Les deux ont été accusés par le bureau du procureur du district de Brooklyn d'avoir vidé le restaurant Pure Food and Wine de Melngailis, âgé de 12 ans, de près de 2 millions de dollars, de raidir les employés, de tromper les investisseurs, de s'enfuir et de dépenser sans compter dans les hôtels, montres et casinos. Après avoir quitté la ville, en mai 2015, Melngailis est passée d'icône d'affaires féministe à clickbait – la « Vegan Vixen » et le « Vegan Bernie Madoff ». (Les avocats de Melngailis et l'avocat de Strangis nient toutes les accusations.)

C'était une histoire qui a attiré l'attention à cause de la délicieuse odeur d'hypocrisie. "Elle est coupable de conduite indigne d'une végétalienne", m'a dit l'un des investisseurs rejetés, un entrepreneur en logiciels de Boston.

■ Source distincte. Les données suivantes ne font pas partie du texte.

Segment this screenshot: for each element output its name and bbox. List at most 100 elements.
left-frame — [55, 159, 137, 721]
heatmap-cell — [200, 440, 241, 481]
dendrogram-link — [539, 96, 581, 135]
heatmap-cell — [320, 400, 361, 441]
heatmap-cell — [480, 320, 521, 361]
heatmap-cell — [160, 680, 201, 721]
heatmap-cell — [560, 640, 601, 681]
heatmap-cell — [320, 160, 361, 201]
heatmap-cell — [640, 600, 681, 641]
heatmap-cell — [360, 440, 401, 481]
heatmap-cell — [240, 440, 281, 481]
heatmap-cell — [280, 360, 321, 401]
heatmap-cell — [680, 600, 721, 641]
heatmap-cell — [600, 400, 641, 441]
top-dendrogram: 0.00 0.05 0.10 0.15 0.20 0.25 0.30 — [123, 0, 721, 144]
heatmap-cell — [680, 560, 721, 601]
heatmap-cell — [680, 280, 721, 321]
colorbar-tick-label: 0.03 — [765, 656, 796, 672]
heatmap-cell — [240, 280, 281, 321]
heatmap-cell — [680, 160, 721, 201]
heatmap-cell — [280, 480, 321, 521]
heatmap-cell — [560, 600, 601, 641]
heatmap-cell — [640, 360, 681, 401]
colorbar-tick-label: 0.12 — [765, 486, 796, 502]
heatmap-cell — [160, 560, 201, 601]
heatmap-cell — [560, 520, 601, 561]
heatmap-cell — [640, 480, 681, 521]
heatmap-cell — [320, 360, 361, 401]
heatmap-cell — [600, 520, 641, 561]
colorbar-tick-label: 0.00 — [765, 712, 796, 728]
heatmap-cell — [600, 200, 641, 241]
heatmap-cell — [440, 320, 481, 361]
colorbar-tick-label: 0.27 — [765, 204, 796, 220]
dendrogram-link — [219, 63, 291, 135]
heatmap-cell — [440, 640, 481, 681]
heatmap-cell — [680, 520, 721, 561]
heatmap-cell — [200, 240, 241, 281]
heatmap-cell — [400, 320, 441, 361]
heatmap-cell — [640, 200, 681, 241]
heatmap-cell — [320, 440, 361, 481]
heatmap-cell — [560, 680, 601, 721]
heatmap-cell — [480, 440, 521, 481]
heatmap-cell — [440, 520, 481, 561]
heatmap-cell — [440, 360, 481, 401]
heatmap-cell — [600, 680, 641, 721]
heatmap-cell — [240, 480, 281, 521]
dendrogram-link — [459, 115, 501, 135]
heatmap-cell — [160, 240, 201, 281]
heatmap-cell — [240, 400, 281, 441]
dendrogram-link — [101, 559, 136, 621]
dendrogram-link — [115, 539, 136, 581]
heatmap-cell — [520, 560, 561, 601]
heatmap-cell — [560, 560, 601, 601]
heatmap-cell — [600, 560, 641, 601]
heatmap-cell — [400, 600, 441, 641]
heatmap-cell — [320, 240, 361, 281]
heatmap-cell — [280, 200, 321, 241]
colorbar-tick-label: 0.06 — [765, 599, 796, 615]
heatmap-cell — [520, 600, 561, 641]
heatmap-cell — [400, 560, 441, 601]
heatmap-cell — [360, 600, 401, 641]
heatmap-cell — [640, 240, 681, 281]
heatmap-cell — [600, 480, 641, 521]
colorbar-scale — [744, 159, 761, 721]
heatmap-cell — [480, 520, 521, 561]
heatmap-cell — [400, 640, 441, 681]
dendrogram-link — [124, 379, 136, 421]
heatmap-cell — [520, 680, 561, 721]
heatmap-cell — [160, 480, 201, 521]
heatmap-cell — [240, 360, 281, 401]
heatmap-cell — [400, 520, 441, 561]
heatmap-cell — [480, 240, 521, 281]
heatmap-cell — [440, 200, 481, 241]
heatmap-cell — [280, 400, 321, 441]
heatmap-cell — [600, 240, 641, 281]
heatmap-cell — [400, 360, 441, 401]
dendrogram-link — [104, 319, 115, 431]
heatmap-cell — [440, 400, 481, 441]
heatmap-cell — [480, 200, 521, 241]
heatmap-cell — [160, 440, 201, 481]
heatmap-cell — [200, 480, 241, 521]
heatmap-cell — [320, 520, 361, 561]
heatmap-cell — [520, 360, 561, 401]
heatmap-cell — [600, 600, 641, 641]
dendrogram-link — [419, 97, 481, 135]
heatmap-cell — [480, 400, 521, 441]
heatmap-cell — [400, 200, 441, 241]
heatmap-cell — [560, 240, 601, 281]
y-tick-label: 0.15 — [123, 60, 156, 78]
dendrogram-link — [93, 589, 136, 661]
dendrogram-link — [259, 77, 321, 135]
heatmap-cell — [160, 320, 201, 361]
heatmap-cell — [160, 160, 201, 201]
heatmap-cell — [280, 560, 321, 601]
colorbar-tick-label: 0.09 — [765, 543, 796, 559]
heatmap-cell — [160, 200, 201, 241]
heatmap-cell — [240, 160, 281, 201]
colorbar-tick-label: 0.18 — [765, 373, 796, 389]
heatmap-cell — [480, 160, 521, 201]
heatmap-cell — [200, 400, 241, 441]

Il a été largement rapporté que, juste avant l'arrestation, le couple avait commandé une pizza Domino's. En fait, la tarte au fromage non crue et non végétalienne (plus un accompagnement d'ailes de poulet) était réservée au Strangis de plus de 300 livres, qui a passé la commande en utilisant son vrai nom, conduisant ainsi les autorités à leur hôtel, le Fairfield Inn & Suites Pigeon Forge, juste en bas de la route de Dollywood, dans les contreforts des Great Smoky Mountains. Melngailis, alertée d'une présence policière par les aboiements de Leon alors qu'elle lisait un livre qu'elle avait acheté chez Goodwill, se nourrissait de bols végétaliens d'un Chipotle voisin. Elle a supplié les agents de traiter le chien avec soin. Le procureur du district de Brooklyn, Ken Thompson, a annoncé: "Ils ont finalement été arrêtés et nous avons l'intention de les tenir maintenant responsables de ce vol et de cette fraude scandaleux."

"ELLE EST COUPABLE D'UNE CONDUITE INCONVENABLE À UNE VÉGÉTALE", A DIT UN INVESTISSEUR.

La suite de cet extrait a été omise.